# insurance on tractor ? My next newbie question



## BRUCE MICHAUD (Oct 7, 2020)

Hello,
How do you all insure your tractors ?
Thru your homeowners policy ?
Or just like auto insurance, add it to your policy ?
No loan so don't have to worry about that...
Just wondering...
Thanks again
Bruce


----------



## Hoodoo Valley (Nov 14, 2006)

Ours are attached to homeowners.


----------



## LouNY (Dec 15, 2016)

My homeowners is written as a farm policy, my tractors are covered for damage and liability at home on the road or were ever its working.
Many people are happy with the KTAC from Kubota, it does not need to be a Kubota tractor.


----------



## BRUCE MICHAUD (Oct 7, 2020)

so a quick update on KTAC, apparently they don't do insurance if you do not buy from a authorized dealer, or have a Kubota loan.
I'll keep looking...
Thanks for the lead though..


----------



## pogobill (Jan 31, 2012)

I'd look into your home insurance papers, your tractor may be covered.


----------



## bmaverick (Feb 20, 2014)

BRUCE MICHAUD said:


> Hello,
> How do you all insure your tractors ?
> Thru your homeowners policy ?
> Or just like auto insurance, add it to your policy ?
> ...


Thru home owners policy. And the tractor is covered on the property. Should you have adjoining property, you can be covered too. Just check the policy. You may need to claim those items as 'as use' on the property. Same goes for snowmobiles, ATVs, golf carts, etc. 

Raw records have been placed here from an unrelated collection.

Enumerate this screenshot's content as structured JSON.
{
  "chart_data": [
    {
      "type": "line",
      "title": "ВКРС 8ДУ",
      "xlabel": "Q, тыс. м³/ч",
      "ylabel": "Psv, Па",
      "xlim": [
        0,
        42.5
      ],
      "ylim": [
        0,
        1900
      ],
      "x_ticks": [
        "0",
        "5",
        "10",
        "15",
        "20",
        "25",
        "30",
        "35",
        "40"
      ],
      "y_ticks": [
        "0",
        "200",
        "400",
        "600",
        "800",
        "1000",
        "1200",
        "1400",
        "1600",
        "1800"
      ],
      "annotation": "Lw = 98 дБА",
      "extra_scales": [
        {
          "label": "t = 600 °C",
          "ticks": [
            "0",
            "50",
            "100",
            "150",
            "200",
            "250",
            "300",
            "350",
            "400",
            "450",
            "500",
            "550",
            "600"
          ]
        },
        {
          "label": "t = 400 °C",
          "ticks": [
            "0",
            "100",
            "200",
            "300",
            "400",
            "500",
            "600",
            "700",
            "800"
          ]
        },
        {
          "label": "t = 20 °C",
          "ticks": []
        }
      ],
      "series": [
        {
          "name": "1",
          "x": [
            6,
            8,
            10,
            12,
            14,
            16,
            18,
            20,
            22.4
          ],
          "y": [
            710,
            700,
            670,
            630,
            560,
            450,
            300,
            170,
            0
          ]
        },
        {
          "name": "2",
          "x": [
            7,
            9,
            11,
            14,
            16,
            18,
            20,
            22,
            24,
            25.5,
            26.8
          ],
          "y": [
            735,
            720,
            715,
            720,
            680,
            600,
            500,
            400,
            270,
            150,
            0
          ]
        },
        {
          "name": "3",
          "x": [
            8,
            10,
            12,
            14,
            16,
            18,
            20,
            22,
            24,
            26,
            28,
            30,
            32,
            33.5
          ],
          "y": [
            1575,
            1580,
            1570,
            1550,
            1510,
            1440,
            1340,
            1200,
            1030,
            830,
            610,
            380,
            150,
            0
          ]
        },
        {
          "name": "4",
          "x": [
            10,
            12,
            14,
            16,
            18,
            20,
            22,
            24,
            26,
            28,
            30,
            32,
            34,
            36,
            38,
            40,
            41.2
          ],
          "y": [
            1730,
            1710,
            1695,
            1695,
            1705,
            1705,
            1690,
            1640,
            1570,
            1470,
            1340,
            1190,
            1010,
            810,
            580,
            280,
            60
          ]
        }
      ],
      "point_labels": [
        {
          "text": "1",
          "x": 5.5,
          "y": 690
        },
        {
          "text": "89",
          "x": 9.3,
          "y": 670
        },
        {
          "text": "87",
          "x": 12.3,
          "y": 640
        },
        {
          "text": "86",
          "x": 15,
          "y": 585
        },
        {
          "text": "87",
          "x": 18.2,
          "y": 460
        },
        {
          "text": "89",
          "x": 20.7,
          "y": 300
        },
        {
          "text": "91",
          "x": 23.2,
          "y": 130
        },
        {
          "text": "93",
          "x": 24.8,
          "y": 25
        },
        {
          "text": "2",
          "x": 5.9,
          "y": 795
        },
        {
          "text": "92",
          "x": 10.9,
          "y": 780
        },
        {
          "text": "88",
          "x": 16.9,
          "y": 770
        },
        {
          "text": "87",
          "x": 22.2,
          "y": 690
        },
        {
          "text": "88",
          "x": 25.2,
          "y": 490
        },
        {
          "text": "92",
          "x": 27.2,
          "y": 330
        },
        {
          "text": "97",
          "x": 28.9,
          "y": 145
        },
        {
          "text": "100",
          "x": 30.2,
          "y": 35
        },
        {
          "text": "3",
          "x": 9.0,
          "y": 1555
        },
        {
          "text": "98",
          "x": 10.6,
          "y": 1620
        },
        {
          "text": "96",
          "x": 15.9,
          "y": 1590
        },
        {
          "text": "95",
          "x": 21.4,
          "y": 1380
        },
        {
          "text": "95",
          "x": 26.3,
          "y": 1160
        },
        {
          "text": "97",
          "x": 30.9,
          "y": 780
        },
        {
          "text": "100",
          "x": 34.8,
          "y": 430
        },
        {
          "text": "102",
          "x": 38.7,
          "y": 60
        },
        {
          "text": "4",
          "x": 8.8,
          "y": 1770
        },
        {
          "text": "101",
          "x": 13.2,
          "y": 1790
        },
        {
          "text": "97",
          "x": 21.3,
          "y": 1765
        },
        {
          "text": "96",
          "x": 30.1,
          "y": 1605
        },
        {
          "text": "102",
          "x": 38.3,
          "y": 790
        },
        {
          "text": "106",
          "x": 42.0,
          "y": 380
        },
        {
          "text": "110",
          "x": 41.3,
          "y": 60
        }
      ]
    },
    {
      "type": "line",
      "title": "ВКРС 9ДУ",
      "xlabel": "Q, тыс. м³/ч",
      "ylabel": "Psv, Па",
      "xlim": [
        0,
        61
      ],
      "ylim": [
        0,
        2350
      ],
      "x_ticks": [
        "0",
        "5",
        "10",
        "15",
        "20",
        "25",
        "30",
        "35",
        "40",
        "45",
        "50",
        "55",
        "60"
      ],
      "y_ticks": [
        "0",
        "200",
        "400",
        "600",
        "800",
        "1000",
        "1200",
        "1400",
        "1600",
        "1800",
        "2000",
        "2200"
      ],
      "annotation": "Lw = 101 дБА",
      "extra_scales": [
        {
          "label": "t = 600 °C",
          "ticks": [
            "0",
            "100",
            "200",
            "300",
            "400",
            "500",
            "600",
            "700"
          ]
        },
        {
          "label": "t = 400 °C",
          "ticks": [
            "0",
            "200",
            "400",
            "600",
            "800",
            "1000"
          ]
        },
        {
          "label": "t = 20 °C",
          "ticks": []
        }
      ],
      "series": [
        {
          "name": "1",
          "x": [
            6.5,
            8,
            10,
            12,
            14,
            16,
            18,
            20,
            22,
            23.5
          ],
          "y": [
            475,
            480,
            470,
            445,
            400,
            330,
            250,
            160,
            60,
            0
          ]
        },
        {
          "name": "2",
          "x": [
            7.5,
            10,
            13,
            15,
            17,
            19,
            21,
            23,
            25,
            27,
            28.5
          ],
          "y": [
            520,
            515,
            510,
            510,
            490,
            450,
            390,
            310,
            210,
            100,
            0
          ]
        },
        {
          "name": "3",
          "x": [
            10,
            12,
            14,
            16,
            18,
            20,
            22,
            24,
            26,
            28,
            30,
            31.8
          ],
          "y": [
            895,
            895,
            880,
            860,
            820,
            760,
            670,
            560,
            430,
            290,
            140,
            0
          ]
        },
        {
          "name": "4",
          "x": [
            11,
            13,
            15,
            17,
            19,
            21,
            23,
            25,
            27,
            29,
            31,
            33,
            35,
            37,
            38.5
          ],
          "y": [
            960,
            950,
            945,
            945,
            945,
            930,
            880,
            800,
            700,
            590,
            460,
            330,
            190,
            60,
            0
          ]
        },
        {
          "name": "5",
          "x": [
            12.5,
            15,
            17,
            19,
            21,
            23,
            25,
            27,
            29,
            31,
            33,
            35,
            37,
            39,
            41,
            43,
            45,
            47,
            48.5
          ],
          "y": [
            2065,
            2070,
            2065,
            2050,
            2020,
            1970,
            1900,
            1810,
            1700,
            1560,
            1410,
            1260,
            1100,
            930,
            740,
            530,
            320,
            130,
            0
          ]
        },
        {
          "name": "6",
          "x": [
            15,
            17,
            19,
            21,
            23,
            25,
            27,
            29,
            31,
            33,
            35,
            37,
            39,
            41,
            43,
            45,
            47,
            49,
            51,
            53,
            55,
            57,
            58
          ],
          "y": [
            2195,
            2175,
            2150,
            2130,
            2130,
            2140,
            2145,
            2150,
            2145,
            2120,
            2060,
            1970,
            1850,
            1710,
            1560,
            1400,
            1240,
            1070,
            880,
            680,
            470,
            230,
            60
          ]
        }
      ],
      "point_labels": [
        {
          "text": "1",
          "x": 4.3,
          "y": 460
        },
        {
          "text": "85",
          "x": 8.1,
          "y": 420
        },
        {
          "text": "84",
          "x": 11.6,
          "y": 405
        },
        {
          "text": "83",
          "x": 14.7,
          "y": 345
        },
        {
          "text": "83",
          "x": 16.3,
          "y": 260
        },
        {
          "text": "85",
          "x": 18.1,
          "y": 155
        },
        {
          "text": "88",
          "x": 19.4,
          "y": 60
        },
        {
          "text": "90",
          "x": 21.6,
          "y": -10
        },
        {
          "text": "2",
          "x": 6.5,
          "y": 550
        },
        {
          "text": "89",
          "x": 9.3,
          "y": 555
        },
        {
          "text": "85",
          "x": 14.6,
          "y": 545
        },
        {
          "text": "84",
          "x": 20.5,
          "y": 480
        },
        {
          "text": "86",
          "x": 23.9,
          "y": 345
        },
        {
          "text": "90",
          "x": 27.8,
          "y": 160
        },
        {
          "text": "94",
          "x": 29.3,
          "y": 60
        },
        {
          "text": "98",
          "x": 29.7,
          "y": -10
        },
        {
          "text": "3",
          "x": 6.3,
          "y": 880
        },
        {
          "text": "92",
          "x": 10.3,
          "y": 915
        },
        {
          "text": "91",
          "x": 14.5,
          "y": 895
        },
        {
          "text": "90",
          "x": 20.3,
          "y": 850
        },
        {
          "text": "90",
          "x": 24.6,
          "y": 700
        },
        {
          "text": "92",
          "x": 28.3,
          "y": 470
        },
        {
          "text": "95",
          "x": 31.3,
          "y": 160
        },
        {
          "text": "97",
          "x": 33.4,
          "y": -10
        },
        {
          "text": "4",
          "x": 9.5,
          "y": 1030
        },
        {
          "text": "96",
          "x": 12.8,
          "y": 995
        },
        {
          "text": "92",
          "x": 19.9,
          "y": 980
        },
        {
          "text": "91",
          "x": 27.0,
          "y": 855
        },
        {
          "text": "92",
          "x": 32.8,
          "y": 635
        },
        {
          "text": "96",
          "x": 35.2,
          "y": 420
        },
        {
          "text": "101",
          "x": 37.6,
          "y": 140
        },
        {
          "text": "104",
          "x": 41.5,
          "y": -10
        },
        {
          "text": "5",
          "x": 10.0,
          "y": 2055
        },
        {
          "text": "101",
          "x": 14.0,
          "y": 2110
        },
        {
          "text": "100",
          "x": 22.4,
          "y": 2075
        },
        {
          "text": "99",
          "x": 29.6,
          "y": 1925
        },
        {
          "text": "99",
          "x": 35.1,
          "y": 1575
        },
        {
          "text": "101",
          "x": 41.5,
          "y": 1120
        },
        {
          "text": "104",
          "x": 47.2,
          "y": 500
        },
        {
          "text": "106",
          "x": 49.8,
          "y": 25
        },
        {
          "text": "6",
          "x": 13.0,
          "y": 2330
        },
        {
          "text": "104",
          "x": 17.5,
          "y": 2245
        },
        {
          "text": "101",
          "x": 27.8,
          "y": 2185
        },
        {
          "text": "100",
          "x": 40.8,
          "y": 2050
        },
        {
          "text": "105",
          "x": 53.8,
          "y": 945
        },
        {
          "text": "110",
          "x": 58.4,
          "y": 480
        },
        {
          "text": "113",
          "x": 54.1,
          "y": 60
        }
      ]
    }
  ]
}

IF you want to do service jobs for others off the property, then it's your call for what policy you would need. Some people just add it to their auto policy. Just depends on the ins. co and the state you are in.


----------



## Ed Williams (Jun 13, 2019)

I have mine insured through my Kentucky Farm Bureau homeowners policy. Not a very good deal now since they raised my deductable to $1000. Had to accept the high deductable to keep homeowners rates reasonable. Checked with 5 insurers and rates were comparable with each other. Saved $600 a year with the higher deductable. They cover both tractors and all the implements.


----------



## sleepylizard (Dec 28, 2016)

BRUCE MICHAUD said:


> Hello,
> How do you all insure your tractors ?
> Thru your homeowners policy ?
> Or just like auto insurance, add it to your policy ?
> ...


Here in Australia, we have a number of companies that do farm insurance, including public liability. That's where I'd look.


----------



## XT190 (Apr 25, 2020)

Bruce,
If you are always going to keep your tractor on YOUR property your homeowner’s policy may be the easiest and least expensive way to insure it. If you take your tractors to shows, parades, pulling contests, or store it off YOUR property then a separate policy (similar to an auto policy) could be a better way to insure it. It might be a little more expensive than a homeowner’s rider policy, but probably will offer more complete coverage. Check with your insurance provider to be sure how you might be best covered. Hope you never have to use it either way!
XT190


----------



## LouNY (Dec 15, 2016)

From what I found out here most homeowners policys do not cover you for anything once you are off your property, so it could be iffy mowing along side the road or driving down the road to go to a neighbors and you would not be insured for anything once off your property.


----------



## TX MX5200 (May 12, 2020)

Had mine added to homeowners...I have to list additional assets and those are agreed value coverages...also have my mower, UTV and trailer covered. Mine is thru a Farm Mutual and covered off site as well. Really need to review with agent as different carriers may have different contracts.


----------



## Groo (Jan 17, 2020)

I've done homeowners rider for a snowmobile multiple times. That was obviously intended to not leave my urban lot.


----------